As the Ciorba post and its reverberations abroad spawned considerable local coverage, RFE/RL’s Moldovan Service highlighted his past as a senior official in what Chisinau calls the “separatist regime,” including his leadership of the Transdniestrians’ media and communications service. It quoted a former Moldovan deputy prime minister for reintegration, Alexandru Flenchea, who suggested the event being organized in Tiraspol was “a political and propaganda response to Chisinau’s economic actions.”

Ghenadi Ciorba (file photo)

Ghenadi Ciorba (file photo)

Dionis Cenusa, a political risk analyst and visiting fellow at the Eastern Europe Studies Center of the Royal United Services Institute, similarly said on February 28 that the breakaway Transdniestrians were aiming to use the “‘annexation scenario’ to provoke concern and therefore interest in the region’s claims.”

He suggested that Tiraspol was using the “security crisis caused by Russia’s war against Ukraine” to elicit “carrots” from Chisinau at a time of heightened “political competition in Moldova.”

Rather than any genuine appeal for recognition or annexation by Russia, he said, “The whole event is an exhibition of the separatist region’s concerts to the [international] community.”

‘Small Steps’ For Reintegration

In Tirana for a Ukraine-Western Balkans summit, Sandu fielded a question about Transdniester by saying Moldova was “safe today thanks to the bravery of the Ukrainian soldiers” and she reiterated Chisinau’s determination to resolve the frozen conflict over Transdniester without violence.

“Moldova is committed to a peaceful solution to the Transdniestrian conflict,” Sandu said. “What the Moldovan government is doing today is making small steps for the economic reintegration of the region.”

Moldovan President Maia Sandu (file photo)

Moldovan President Maia Sandu (file photo)

A deputy assistant secretary in the U.S. State Department’s Bureau of European and Eurasian Affairs, Christopher Smith, also visited Tiraspol in the days before the congress.

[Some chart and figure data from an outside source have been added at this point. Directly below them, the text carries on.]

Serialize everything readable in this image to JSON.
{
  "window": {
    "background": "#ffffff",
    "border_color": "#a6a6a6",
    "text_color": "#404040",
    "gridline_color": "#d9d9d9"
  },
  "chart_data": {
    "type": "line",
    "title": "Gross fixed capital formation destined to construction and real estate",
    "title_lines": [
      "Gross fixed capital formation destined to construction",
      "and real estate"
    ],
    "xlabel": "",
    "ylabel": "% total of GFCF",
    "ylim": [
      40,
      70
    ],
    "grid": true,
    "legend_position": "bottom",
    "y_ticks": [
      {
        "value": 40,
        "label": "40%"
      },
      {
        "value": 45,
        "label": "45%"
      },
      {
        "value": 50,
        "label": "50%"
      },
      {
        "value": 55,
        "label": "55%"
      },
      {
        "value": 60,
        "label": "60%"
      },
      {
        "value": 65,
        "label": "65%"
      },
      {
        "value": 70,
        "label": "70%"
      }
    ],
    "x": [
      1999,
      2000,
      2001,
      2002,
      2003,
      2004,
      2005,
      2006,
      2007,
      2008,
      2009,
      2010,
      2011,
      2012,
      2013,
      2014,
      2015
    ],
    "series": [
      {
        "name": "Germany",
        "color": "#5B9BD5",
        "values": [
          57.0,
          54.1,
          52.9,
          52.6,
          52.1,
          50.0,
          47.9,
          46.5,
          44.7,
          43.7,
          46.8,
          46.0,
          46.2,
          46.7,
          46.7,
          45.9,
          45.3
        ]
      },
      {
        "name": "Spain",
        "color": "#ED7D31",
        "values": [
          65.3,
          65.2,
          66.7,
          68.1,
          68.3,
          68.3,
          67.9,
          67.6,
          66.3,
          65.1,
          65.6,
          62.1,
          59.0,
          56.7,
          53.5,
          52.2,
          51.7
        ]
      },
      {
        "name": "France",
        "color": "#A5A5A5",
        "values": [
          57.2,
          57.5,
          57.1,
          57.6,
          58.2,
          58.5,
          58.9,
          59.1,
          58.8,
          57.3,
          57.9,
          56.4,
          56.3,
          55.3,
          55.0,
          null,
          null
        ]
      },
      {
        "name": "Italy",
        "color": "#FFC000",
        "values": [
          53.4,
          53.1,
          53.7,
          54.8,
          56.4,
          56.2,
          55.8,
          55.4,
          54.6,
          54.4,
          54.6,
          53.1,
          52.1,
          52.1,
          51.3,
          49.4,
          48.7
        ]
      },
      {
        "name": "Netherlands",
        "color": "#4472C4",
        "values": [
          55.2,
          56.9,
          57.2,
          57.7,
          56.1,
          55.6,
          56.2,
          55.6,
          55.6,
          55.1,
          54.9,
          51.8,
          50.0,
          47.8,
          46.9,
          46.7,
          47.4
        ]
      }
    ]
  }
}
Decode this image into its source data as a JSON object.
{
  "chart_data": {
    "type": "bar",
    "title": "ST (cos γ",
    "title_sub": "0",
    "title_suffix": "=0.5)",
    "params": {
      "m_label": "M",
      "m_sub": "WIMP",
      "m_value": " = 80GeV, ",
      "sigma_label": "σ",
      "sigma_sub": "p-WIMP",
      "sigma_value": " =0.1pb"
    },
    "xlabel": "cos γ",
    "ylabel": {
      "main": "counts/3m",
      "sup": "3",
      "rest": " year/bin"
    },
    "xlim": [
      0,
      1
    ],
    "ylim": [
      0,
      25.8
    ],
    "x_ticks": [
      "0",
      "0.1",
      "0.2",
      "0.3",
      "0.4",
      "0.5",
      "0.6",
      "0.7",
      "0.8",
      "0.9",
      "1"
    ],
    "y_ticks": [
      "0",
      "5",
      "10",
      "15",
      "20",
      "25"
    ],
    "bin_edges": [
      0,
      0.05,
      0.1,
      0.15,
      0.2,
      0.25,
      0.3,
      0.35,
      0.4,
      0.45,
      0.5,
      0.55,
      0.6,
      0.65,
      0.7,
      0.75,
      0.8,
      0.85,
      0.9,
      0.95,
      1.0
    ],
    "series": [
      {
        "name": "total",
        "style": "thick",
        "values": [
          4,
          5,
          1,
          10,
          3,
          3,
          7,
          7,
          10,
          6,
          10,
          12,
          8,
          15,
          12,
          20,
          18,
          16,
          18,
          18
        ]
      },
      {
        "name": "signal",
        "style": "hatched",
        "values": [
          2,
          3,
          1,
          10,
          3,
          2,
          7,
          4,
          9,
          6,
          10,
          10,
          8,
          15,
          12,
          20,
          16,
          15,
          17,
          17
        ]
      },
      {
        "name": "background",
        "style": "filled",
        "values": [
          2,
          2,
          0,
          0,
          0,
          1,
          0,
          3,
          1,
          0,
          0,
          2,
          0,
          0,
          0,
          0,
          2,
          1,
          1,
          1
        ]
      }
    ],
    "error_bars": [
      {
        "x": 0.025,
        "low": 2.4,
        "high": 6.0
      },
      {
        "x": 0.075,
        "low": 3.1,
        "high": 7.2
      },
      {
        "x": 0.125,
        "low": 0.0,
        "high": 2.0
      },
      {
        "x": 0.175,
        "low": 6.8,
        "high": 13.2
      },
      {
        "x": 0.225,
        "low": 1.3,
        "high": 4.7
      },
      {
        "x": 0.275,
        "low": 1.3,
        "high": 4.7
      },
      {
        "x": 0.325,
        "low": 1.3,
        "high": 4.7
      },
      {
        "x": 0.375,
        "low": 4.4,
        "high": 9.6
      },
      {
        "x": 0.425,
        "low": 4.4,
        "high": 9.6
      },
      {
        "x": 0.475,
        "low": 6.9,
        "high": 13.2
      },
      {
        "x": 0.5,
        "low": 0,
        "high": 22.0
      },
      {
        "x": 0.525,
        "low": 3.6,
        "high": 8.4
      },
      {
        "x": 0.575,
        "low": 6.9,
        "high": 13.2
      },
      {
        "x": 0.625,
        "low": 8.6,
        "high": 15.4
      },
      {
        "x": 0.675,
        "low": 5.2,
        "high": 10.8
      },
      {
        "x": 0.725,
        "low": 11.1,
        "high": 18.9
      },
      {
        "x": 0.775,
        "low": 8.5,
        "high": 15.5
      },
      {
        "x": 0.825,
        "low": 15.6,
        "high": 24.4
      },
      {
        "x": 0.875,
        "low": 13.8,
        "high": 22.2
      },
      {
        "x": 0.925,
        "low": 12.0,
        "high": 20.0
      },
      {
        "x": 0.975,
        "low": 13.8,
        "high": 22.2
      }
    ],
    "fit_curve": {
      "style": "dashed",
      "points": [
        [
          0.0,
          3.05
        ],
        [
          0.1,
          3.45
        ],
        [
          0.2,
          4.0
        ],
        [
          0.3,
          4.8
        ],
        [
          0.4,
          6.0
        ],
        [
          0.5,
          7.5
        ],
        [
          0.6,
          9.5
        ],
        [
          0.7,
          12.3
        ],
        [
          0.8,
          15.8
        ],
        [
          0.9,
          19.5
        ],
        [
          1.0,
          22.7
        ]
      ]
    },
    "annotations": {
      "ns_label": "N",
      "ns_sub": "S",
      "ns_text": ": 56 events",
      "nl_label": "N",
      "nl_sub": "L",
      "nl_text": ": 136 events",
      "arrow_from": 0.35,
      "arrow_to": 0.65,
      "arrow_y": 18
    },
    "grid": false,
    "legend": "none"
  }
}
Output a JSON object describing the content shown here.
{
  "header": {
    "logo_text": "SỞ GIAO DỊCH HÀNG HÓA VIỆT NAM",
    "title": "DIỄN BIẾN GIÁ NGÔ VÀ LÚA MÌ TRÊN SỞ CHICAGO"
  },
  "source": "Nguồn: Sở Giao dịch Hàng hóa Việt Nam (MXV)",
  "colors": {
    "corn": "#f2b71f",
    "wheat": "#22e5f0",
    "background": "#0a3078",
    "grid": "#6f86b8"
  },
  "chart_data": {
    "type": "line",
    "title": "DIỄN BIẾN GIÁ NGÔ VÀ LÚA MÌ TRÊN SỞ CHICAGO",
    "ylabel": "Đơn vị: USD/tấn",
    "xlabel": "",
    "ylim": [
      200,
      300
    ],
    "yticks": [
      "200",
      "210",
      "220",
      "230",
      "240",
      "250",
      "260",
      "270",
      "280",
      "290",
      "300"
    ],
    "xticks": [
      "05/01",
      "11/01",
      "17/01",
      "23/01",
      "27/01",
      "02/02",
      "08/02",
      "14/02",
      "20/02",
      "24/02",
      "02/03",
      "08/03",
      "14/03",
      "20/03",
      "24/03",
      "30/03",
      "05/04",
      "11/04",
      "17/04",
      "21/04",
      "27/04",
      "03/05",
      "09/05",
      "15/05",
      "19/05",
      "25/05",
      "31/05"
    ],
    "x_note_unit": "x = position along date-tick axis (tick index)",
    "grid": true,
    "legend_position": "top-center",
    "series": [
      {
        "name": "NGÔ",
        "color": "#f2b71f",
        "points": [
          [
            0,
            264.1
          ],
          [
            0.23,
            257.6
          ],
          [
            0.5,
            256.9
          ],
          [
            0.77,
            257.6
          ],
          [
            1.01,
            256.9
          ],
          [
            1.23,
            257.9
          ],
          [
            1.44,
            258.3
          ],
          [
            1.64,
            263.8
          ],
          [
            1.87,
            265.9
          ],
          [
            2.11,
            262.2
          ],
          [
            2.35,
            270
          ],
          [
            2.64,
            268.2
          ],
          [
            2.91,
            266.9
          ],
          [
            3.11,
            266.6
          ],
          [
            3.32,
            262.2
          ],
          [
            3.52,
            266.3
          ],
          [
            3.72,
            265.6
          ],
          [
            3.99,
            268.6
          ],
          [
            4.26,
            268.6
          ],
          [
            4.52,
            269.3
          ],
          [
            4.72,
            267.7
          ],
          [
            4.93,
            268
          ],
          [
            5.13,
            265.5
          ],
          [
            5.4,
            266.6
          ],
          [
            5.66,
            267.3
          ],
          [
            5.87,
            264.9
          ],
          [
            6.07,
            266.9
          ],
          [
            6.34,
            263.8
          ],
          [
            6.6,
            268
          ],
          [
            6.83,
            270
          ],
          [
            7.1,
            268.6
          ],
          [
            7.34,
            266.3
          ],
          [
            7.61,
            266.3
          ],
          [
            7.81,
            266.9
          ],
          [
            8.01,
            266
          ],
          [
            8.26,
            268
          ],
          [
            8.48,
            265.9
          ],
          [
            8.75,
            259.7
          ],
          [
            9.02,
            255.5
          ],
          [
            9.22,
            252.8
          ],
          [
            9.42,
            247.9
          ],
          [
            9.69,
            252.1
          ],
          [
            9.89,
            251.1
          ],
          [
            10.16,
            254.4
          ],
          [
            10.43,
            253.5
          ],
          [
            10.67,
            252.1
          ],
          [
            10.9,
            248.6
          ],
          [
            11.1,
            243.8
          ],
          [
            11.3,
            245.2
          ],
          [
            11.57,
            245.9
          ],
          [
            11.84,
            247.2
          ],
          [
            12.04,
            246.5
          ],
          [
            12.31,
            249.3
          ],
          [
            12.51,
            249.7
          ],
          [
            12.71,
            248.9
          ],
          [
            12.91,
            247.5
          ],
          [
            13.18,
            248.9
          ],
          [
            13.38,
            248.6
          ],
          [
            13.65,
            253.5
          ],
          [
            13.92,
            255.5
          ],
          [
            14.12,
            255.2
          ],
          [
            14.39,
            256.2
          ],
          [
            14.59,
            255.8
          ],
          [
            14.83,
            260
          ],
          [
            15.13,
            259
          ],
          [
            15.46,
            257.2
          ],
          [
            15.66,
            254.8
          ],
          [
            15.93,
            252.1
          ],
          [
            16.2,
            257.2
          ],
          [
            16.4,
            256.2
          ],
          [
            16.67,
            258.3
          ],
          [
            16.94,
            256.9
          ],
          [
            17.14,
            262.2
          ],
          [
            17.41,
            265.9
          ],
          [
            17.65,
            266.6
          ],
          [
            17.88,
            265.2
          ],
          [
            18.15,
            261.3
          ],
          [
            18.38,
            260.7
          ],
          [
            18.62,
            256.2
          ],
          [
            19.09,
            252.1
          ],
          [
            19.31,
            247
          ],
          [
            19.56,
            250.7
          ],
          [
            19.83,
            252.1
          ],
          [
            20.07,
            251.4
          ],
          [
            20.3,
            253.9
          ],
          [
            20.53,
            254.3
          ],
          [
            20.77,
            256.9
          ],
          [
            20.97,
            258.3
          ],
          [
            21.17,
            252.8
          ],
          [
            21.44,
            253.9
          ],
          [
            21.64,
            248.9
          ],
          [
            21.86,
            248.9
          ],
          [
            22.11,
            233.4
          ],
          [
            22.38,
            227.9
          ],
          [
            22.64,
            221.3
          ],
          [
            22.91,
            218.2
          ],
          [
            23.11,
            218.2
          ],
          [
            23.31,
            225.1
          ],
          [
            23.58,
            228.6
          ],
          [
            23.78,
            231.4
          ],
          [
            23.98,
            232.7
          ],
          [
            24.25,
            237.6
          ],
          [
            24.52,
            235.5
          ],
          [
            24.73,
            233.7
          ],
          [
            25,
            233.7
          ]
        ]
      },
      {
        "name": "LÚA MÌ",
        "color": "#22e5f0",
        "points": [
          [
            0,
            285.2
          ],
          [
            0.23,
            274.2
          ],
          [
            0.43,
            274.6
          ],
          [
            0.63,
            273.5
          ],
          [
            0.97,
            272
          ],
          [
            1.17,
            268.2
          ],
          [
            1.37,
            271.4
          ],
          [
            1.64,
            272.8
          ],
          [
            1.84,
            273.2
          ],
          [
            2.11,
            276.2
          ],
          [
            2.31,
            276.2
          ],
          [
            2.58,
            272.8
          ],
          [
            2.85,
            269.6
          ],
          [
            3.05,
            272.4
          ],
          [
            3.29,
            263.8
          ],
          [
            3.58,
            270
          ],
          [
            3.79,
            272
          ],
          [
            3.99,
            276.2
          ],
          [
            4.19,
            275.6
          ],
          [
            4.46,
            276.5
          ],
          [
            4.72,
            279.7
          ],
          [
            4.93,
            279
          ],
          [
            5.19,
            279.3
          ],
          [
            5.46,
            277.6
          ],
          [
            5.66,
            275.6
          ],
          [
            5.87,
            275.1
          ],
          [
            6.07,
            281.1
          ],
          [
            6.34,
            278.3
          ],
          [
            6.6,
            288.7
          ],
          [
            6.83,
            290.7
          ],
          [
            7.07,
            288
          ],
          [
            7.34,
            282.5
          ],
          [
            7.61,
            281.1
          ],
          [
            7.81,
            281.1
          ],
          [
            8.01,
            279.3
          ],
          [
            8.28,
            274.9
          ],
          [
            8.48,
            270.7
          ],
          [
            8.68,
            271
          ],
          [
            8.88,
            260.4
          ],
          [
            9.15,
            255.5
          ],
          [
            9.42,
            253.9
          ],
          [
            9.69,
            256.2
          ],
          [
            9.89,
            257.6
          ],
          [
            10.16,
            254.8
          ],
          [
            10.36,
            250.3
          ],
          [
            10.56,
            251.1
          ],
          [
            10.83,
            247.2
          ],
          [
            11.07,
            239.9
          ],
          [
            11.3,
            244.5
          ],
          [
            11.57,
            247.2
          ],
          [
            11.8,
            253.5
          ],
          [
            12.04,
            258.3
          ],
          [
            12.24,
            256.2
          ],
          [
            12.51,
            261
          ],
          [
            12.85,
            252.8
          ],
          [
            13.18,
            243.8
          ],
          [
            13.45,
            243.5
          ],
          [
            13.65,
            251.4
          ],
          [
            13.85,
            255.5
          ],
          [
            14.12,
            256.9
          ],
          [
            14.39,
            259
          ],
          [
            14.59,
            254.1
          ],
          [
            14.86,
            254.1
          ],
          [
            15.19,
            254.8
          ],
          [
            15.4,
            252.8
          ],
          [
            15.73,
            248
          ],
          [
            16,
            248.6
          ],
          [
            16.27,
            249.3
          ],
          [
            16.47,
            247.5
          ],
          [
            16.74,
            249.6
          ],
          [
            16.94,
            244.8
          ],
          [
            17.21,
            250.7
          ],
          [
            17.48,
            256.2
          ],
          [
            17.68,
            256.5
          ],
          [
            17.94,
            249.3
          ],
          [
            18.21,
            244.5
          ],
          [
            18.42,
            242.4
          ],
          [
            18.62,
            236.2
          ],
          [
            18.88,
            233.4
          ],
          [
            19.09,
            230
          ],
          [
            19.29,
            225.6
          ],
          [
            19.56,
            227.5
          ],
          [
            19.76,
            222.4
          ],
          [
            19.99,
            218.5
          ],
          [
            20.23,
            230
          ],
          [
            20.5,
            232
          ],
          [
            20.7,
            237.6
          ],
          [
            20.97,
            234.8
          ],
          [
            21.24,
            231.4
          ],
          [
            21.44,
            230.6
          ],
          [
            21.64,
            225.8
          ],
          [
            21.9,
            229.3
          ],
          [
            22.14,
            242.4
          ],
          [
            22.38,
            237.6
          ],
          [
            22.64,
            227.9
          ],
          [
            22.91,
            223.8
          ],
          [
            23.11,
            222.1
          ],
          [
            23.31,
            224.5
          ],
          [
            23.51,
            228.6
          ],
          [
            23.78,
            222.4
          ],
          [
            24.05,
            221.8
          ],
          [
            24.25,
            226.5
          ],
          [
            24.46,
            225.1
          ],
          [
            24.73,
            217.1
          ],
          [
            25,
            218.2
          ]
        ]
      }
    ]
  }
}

Krasnoselski reportedly complained to Smith of the threat of economic pressure on the region from Chisinau.

Russia’s Foreign Ministry also commented on the speculation about a possible annexation announcement. “For several days now, people in Chisinau have been speculating and wondering what decisions this forum might make,” ministry spokeswoman Maria Zakharova said, before pivoting to suggest the ginned-up expectations were cause for Western concern. “Well, apparently, the same panic gripped NATO.”

So, the congress and the resulting resolution indeed drew international attention to Transdniester and its separatist dilemma.

However, the separatists’ appeal to Moscow was accompanied by a plea to the United Nations and to the Organization for Security and Cooperation in Europe (OSCE) and the European Union, the latter two of which have led past efforts to negotiate a permanent peace to end the “frozen conflict” over Transdniester. They urged those international groups to “prevent Moldovan pressures” and renew negotiations.

But the Transdniester question and greater integration of the region into the national power grid and national life remain potential obstacles to Moldova’s EU membership, although the bloc made it an official candidate country when a handful of bids accelerated after Russia’s full-scale invasion of Ukraine began in early 2022.

And much of what the Moldovan government has set out to do — bringing economic activity in an otherwise lawless Transdniester to heel, particularly in regulating trade with the European Union, punishing separatism, and shutting down Russia’s patronage through heavily subsidized natural gas supplies to separatist groups — threatens the breakaway elite who have amassed huge fortunes under the status quo.

That points to what might have been the real aim of the Transdniestrian separatists’ congress and the premature warnings of an imminent referendum or push for annexation by Russia.

“Due to its authoritarian and semi-criminal character,” in the words of Cenusa, the political risk analyst, the Transdniestrian administration “must, in fact, find a new balance of forces to coexist with the new conditions put in place by Chisinau.”